Environment

Revised global population forecast predicts slight increase

Instead of 8.5 billion in 2030 and 9.7 billion in 2050, population will touch 8.6 billion in 2030 and 9.8 billion in 2050 

 
By DTE Staff
Last Updated: Friday 23 June 2017 | 11:16:05 AM
The rate of population growth in least developed countries, around 2.5 per cent per year, is likely to continue to increase in the coming decades, the report states
Credit: Thinkstock
The rate of population growth in least developed countries, around 2.5 per cent per year, is likely to continue to increase in the coming decades, the report states
Credit: Thinkstock The rate of population growth in least developed countries, around 2.5 per cent per year, is likely to continue to increase in the coming decades, the report states Credit: Thinkstock

Global population will touch 8.6 billion in 2030, 9.8 billion in 2050 and 11.2 billion in 2100, a revised 2017 forecast by the United Nations published recently says. The revision raises previous predictions of 8.5 billion in 2030 and 9.7 billion in 2050.

The main reason behind the revision is the growing population rate in India and Africa. India’s population, currently at 1.3 billion, is expected to surpass China’s in the next seven years. Nigeria, with the world’s fastest growing population, is projected to overtake the United States to become the third most populous country before 2050.

Africa’s baby boom

Africa is experiencing continued high rates of population growth. The report predicts between 2017 and 2050, the populations of 26 African countries will expand to at least double their current size.

In an interview given to Down To Earth earlier via mail, John F May, visiting scholar of the US-based Population Reference Bureau, pointed out three reasons behind Africa’s (especially sub-Saharan Africa) population expansion by 2050.

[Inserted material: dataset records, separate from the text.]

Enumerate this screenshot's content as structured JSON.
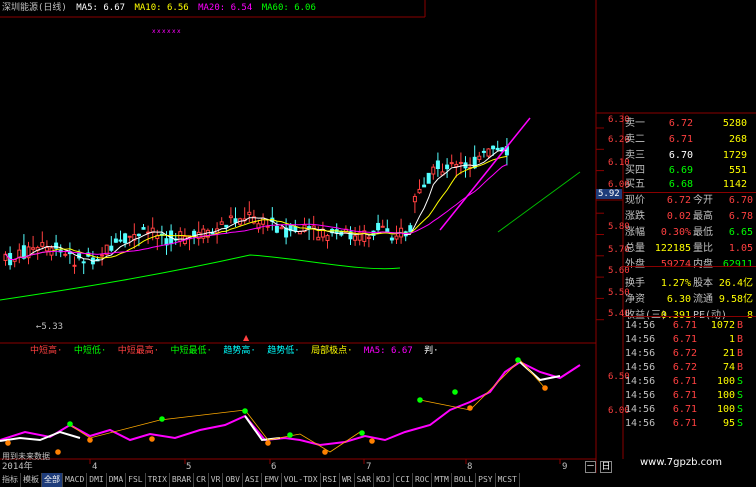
{
  "title": "深圳能源(日线)",
  "ma_legend": [
    {
      "label": "MA5: 6.67",
      "color": "#ffffff"
    },
    {
      "label": "MA10: 6.56",
      "color": "#ffff00"
    },
    {
      "label": "MA20: 6.54",
      "color": "#ff00ff"
    },
    {
      "label": "MA60: 6.06",
      "color": "#00ff00"
    }
  ],
  "price_axis": [
    "6.30",
    "6.20",
    "6.10",
    "6.00",
    "5.92",
    "5.80",
    "5.70",
    "5.60",
    "5.50",
    "5.40"
  ],
  "current_price_tag": "5.92",
  "low_marker": "5.33",
  "indicator_legend": [
    {
      "label": "中短高·",
      "color": "#ff4040"
    },
    {
      "label": "中短低·",
      "color": "#00ff00"
    },
    {
      "label": "中短最高·",
      "color": "#ff4040"
    },
    {
      "label": "中短最低·",
      "color": "#00ff00"
    },
    {
      "label": "趋势高·",
      "color": "#00ffff"
    },
    {
      "label": "趋势低·",
      "color": "#00ffff"
    },
    {
      "label": "局部极点·",
      "color": "#ffff00"
    },
    {
      "label": "MA5: 6.67",
      "color": "#ff00ff"
    },
    {
      "label": "判·",
      "color": "#ffffff"
    }
  ],
  "indicator_axis": [
    "6.50",
    "6.00"
  ],
  "dates": [
    "2014年",
    "4",
    "5",
    "6",
    "7",
    "8",
    "9"
  ],
  "status_label": "用到未来数据",
  "quotes": [
    {
      "label": "卖一",
      "price": "6.72",
      "vol": "5280",
      "color": "#ff4040"
    },
    {
      "label": "卖二",
      "price": "6.71",
      "vol": "268",
      "color": "#ff4040"
    },
    {
      "label": "卖三",
      "price": "6.70",
      "vol": "1729",
      "color": "#ffffff"
    },
    {
      "label": "买四",
      "price": "6.69",
      "vol": "551",
      "color": "#00ff00"
    },
    {
      "label": "买五",
      "price": "6.68",
      "vol": "1142",
      "color": "#00ff00"
    }
  ],
  "stats": [
    {
      "l1": "现价",
      "v1": "6.72",
      "c1": "#ff4040",
      "l2": "今开",
      "v2": "6.70",
      "c2": "#ff4040"
    },
    {
      "l1": "涨跌",
      "v1": "0.02",
      "c1": "#ff4040",
      "l2": "最高",
      "v2": "6.78",
      "c2": "#ff4040"
    },
    {
      "l1": "涨幅",
      "v1": "0.30%",
      "c1": "#ff4040",
      "l2": "最低",
      "v2": "6.65",
      "c2": "#00ff00"
    },
    {
      "l1": "总量",
      "v1": "122185",
      "c1": "#ffff00",
      "l2": "量比",
      "v2": "1.05",
      "c2": "#ff4040"
    },
    {
      "l1": "外盘",
      "v1": "59274",
      "c1": "#ff4040",
      "l2": "内盘",
      "v2": "62911",
      "c2": "#00ff00"
    },
    {
      "l1": "换手",
      "v1": "1.27%",
      "c1": "#ffff00",
      "l2": "股本",
      "v2": "26.4亿",
      "c2": "#ffff00"
    },
    {
      "l1": "净资",
      "v1": "6.30",
      "c1": "#ffff00",
      "l2": "流通",
      "v2": "9.58亿",
      "c2": "#ffff00"
    },
    {
      "l1": "收益(三)",
      "v1": "0.391",
      "c1": "#ffff00",
      "l2": "PE(动)",
      "v2": "8",
      "c2": "#ffff00"
    }
  ],
  "ticks": [
    {
      "time": "14:56",
      "price": "6.71",
      "vol": "1072",
      "dir": "B",
      "pc": "#ff4040",
      "dc": "#ff4040"
    },
    {
      "time": "14:56",
      "price": "6.71",
      "vol": "1",
      "dir": "B",
      "pc": "#ff4040",
      "dc": "#ff4040"
    },
    {
      "time": "14:56",
      "price": "6.72",
      "vol": "21",
      "dir": "B",
      "pc": "#ff4040",
      "dc": "#ff4040"
    },
    {
      "time": "14:56",
      "price": "6.72",
      "vol": "74",
      "dir": "B",
      "pc": "#ff4040",
      "dc": "#ff4040"
    },
    {
      "time": "14:56",
      "price": "6.71",
      "vol": "100",
      "dir": "S",
      "pc": "#ff4040",
      "dc": "#00ff00"
    },
    {
      "time": "14:56",
      "price": "6.71",
      "vol": "100",
      "dir": "S",
      "pc": "#ff4040",
      "dc": "#00ff00"
    },
    {
      "time": "14:56",
      "price": "6.71",
      "vol": "100",
      "dir": "S",
      "pc": "#ff4040",
      "dc": "#00ff00"
    },
    {
      "time": "14:56",
      "price": "6.71",
      "vol": "95",
      "dir": "S",
      "pc": "#ff4040",
      "dc": "#00ff00"
    }
  ],
  "tabs": [
    "指标",
    "模板",
    "全部",
    "MACD",
    "DMI",
    "DMA",
    "FSL",
    "TRIX",
    "BRAR",
    "CR",
    "VR",
    "OBV",
    "ASI",
    "EMV",
    "VOL-TDX",
    "RSI",
    "WR",
    "SAR",
    "KDJ",
    "CCI",
    "ROC",
    "MTM",
    "BOLL",
    "PSY",
    "MCST"
  ],
  "active_tab": "全部",
  "watermark": "www.7gpzb.com",
  "ctrl_minus": "－",
  "ctrl_day": "日"
}
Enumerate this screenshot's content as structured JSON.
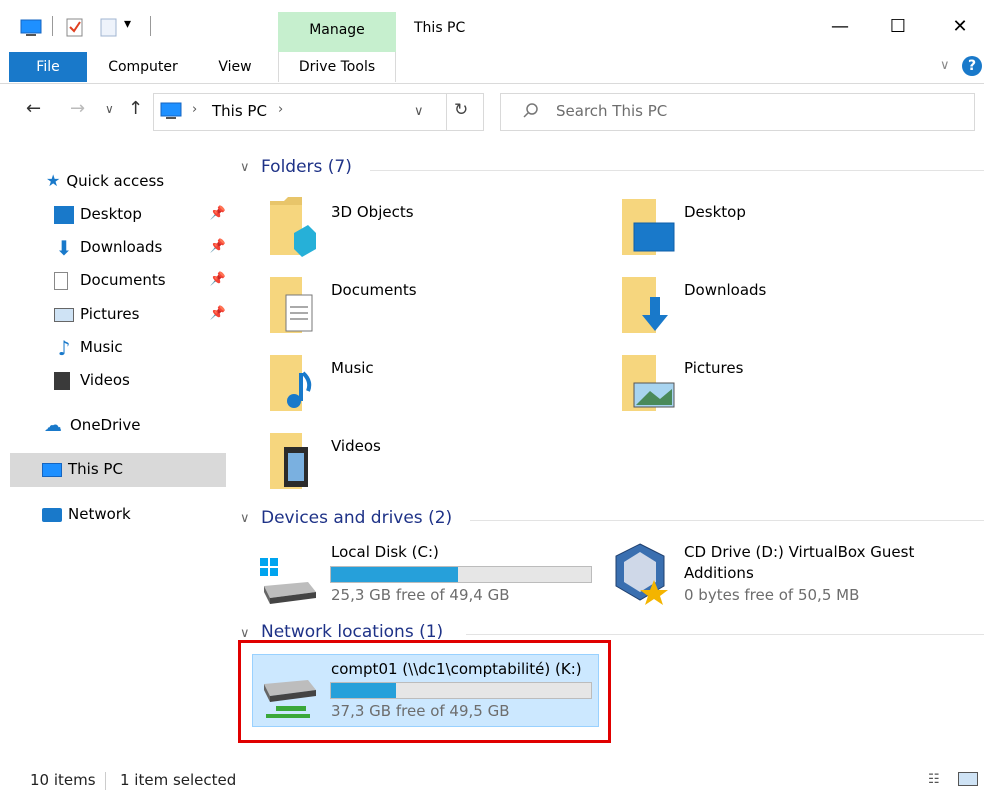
{
  "window": {
    "title": "This PC"
  },
  "ribbon": {
    "context_group": "Manage",
    "tabs": [
      "File",
      "Computer",
      "View",
      "Drive Tools"
    ]
  },
  "address": {
    "crumb": "This PC",
    "search_placeholder": "Search This PC"
  },
  "nav": {
    "quick_access": "Quick access",
    "items": [
      {
        "label": "Desktop",
        "pinned": true
      },
      {
        "label": "Downloads",
        "pinned": true
      },
      {
        "label": "Documents",
        "pinned": true
      },
      {
        "label": "Pictures",
        "pinned": true
      },
      {
        "label": "Music",
        "pinned": false
      },
      {
        "label": "Videos",
        "pinned": false
      }
    ],
    "onedrive": "OneDrive",
    "this_pc": "This PC",
    "network": "Network"
  },
  "sections": {
    "folders": "Folders (7)",
    "devices": "Devices and drives (2)",
    "network": "Network locations (1)"
  },
  "folders": [
    "3D Objects",
    "Desktop",
    "Documents",
    "Downloads",
    "Music",
    "Pictures",
    "Videos"
  ],
  "drives": [
    {
      "name": "Local Disk (C:)",
      "free": "25,3 GB free of 49,4 GB",
      "used_fraction": 0.49
    },
    {
      "name": "CD Drive (D:) VirtualBox Guest Additions",
      "free": "0 bytes free of 50,5 MB"
    }
  ],
  "network_drive": {
    "name": "compt01 (\\\\dc1\\comptabilité) (K:)",
    "free": "37,3 GB free of 49,5 GB",
    "used_fraction": 0.25
  },
  "status": {
    "items": "10 items",
    "selected": "1 item selected"
  },
  "colors": {
    "accent": "#1979ca",
    "header": "#1e3287",
    "bar": "#26a0da",
    "highlight": "#e00000",
    "manage": "#c6efce"
  }
}
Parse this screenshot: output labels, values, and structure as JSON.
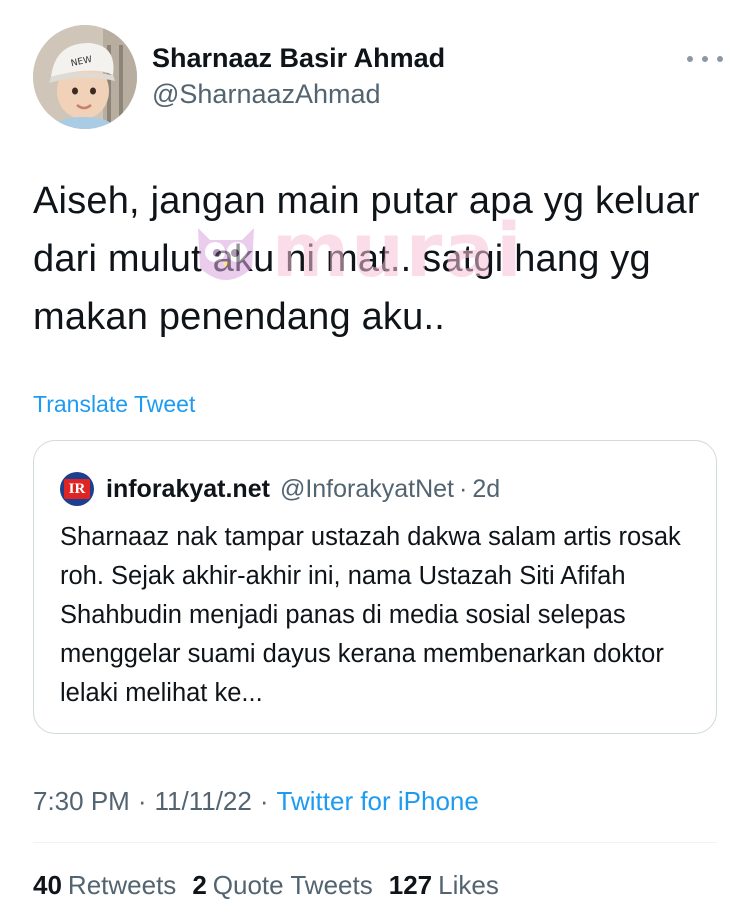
{
  "author": {
    "display_name": "Sharnaaz Basir Ahmad",
    "handle": "@SharnaazAhmad",
    "avatar_icon": "profile-photo-child-with-cap"
  },
  "more_icon": "more-horizontal-icon",
  "tweet": {
    "text": "Aiseh, jangan main putar apa yg keluar dari mulut aku ni mat.. satgi hang yg makan penendang aku..",
    "translate_label": "Translate Tweet"
  },
  "watermark": {
    "text": "murai"
  },
  "quote": {
    "logo_text": "IR",
    "name": "inforakyat.net",
    "handle": "@InforakyatNet",
    "separator": "·",
    "time": "2d",
    "body": "Sharnaaz nak tampar ustazah dakwa salam artis rosak roh. Sejak akhir-akhir ini, nama Ustazah Siti Afifah Shahbudin menjadi panas di media sosial selepas menggelar suami dayus kerana membenarkan doktor lelaki melihat ke..."
  },
  "meta": {
    "time": "7:30 PM",
    "separator": "·",
    "date": "11/11/22",
    "source": "Twitter for iPhone"
  },
  "stats": {
    "retweets_count": "40",
    "retweets_label": "Retweets",
    "quotes_count": "2",
    "quotes_label": "Quote Tweets",
    "likes_count": "127",
    "likes_label": "Likes"
  },
  "colors": {
    "link": "#1d9bf0",
    "secondary_text": "#536471",
    "primary_text": "#0f1419",
    "border": "#cfd9de",
    "watermark": "#f6c3d6"
  }
}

“Mortality (especially infant and child mortality) has declined rapidly. To a large extent, the impact of the HIV/AIDS has been mitigated. Though fertility has declined, it has been at a much slower pace. Last of all, the young-age structure is causing an additional population growth. This is the phenomenon of the population momentum. So many young people are in the reproductive ages (the marriage age bracket) that even if fertility levels start to decline, there will still be many births,” May says

In fact, half of the world’s population growth between 2017 and 2050 is expected to be concentrated in nine countries—India, Nigeria, the Democratic Republic of the Congo, Pakistan, Ethiopia, the United Republic of Tanzania, USA, Uganda and Indonesia (ordered by their expected contribution to total growth). Except the US, all the countries are in Africa and Asia.

High fertility rate

The rate of population growth in least developed countries (LDCs), around 2.5 per cent per year, is likely to continue to increase in the coming decades, the report states. Collective population of 47 LDCs, currently at 1 billion, is projected to rise by 33 per cent between 2017 and 2030 and reach 1.9 billion by 2050.

Population increase has been linked to relatively higher fertility rates in LDCs, at 4.3 births per woman. But this rate has been falling in recent years in most parts of the world, even among countries with high rates of population growth. An increasing number of countries now have fertility rates below what is required to replace successive generations (roughly 2.1 births per woman). During 2010-2015, fertility was below the replacement level in 83 countries, comprising 46 per cent of the world’s population.

In Africa, fertility rate has fallen from 5.1 births per woman in 2000-2005 to 4.7 in 2010-2015. Europe has been an exception to this trend in recent years, with total fertility increasing from 1.4 births per woman in 2000-2005 to 1.6 in 2010-2015, though still far below the replacement rate.

More aged people

Relative to 2017, the number of people aged 60 or above is expected to more than double by 2050 and to more than triple by 2100, swelling from 962 million globally in 2017 to 2.1 billion in 2050 and 3.1 billion in 2100.

In Europe, where a fourth of the population is already over 60 years old, the ratio is likely to reach 35 per cent by 2050.

“At the other extreme, it is expected that the population of Europe will, in fact, decline somewhat in the coming decades,” John Wilmoth, director of the Population Division, says.